Dorothy Chan, author of Revenge of the Asian Woman, is a 2020 Lambda Literary Award Finalist in the category of Bisexual Poetry. Congratulations, Dorothy!

From Lambda Literary:

We’re proud to announce the finalists in 24 categories for the 32nd Annual Lambda Literary Awards. The finalists were selected by a panel of over 60 literary professionals from more than 1,000 book submissions from over 300 publishers.

About the Author

Dorothy Chan is the author of Chinese Girl Strikes Back (Spork Press, forthcoming), Revenge of the Asian Woman (Diode Editions, 2019), Attack of the Fifty-Foot Centerfold (Spork Press, 2018), and the chapbook Chinatown Sonnets (New Delta Review, 2017). She is a 2020 finalist for a Lambda Literary Award in Bisexual Poetry for Revenge of the Asian Woman, a 2019 recipient of the Philip Freund Prize in Creative Writing from Cornell University, and a 2014 finalist for the Ruth Lilly and Dorothy Sargent Rosenberg Poetry Fellowship. Her work has appeared in POETRY, The American Poetry Review, Academy of American Poets, and elsewhere. Chan is an Assistant Professor of English at the University of Wisconsin-Eau Claire and Poetry Editor of Hobart. Visit her website at

About the Collection

“Who doesn’t think kissing is the greatest thing / in the world other than eating?” Revenge of the Asian Woman comes to life on a sexed-up soap opera / B-movie platter where passion and food and fantasy reign supreme: excess in the form of full odes and triple sonnets with towers of macarons and carnival desserts and Hong Kong street food on a skewer—and make it a double.

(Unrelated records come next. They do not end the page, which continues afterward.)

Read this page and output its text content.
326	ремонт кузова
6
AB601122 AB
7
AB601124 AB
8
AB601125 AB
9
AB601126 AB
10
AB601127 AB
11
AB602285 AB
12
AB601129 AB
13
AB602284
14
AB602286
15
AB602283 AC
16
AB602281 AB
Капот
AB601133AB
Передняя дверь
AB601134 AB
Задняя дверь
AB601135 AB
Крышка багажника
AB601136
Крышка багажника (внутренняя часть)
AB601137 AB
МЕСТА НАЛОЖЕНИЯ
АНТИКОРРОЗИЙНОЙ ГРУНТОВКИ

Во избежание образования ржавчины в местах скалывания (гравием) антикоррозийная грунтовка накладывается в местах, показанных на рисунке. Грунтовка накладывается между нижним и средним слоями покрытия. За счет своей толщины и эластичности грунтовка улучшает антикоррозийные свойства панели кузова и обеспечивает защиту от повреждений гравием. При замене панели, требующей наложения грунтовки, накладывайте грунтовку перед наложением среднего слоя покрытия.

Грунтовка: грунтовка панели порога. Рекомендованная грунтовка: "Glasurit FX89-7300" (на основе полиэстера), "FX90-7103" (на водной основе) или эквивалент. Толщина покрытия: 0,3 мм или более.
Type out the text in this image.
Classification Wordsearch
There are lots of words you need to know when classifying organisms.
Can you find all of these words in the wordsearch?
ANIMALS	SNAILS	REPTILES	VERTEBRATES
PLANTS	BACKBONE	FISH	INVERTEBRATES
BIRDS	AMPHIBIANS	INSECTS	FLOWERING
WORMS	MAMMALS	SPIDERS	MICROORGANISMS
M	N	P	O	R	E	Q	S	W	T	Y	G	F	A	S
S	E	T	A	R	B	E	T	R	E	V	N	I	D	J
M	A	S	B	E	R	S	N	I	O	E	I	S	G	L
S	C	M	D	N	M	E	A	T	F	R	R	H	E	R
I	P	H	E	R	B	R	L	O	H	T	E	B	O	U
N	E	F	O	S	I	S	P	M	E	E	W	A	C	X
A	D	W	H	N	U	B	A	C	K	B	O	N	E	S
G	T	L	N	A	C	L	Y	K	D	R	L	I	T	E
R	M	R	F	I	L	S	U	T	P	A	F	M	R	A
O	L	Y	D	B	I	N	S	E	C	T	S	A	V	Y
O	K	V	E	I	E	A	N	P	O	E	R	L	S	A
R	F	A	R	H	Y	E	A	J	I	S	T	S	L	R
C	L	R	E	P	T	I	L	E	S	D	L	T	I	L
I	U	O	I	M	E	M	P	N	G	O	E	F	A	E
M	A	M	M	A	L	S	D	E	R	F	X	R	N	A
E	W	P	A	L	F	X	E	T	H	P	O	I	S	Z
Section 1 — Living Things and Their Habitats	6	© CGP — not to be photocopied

The East Asian girl boss takes her revenge on those who have fetishized her, looking great in gold booty shorts, because “If I played roller derby, my name would be Yellow Fever, / knocking out all those white boys from college / who used to whisper sweet nothings to me // in Mandarin.” She narrates her parents’ love story, the Chinese-American immigrant dream, her eastern zodiac fate, and her own sexual awakening. Revenge comes to life with scenes that mimic the movies: the speaker’s father as a young boy in Hong Kong running into a circus tent, winning a rice eating contest; young lovers in LA at 3 in the morning; and a forehead that is “too Godzilla, too Tarzan / too Wonder Woman”—scenes of a Chinese American experience, one in which the female speaker is “ready for takeoff,” while paying homage to her heritage: a grandmother who wants to buy her all the jade and gold in the world, a younger cousin who thinks she’s had a hundred boyfriends, and a grandfather who watches Hong Kong soaps with her.

Revenge of the Asian Woman is really about “it,” whether that “it” is the It girl, the It trend, or that ineffable feeling you have in “LA, 3 AM, the wind in your hair, down to your / breasts, braless under a low-v dress, / stroking the driver who’s your lover.” This collection presents plenty of longing for those fleeting moments, regardless if those moments are the speaker’s first sexual awakening in “Ode to the First Boy Who Made Me Feel It”;  the mother recounting her favorite childhood show about a family trying to reunite in “Triple Sonnet for Autoerotica”; or the nostalgia that’s presented with references to '80s teen films starring Andrew McCarthy, Liberace’s reign of Las Vegas, or “an appliance / that would deliver food from any part of the world—any part of the universe” from The Jetsons.

And with all this sex and food and longing, Revenge of the Asian Woman is above all, a fun romp. Let’s have a little Liberace-Las-Vegas-fun along the way with the glitz and glamour and kitsch of Japanese love hotels, B-movie starring Asian girls traveling to Mars, and total fantasy fulfillment as our dreams and nightmares come to life. The Asian woman conquers all, having her cake and eating it too—“Oh, cut that cake again.”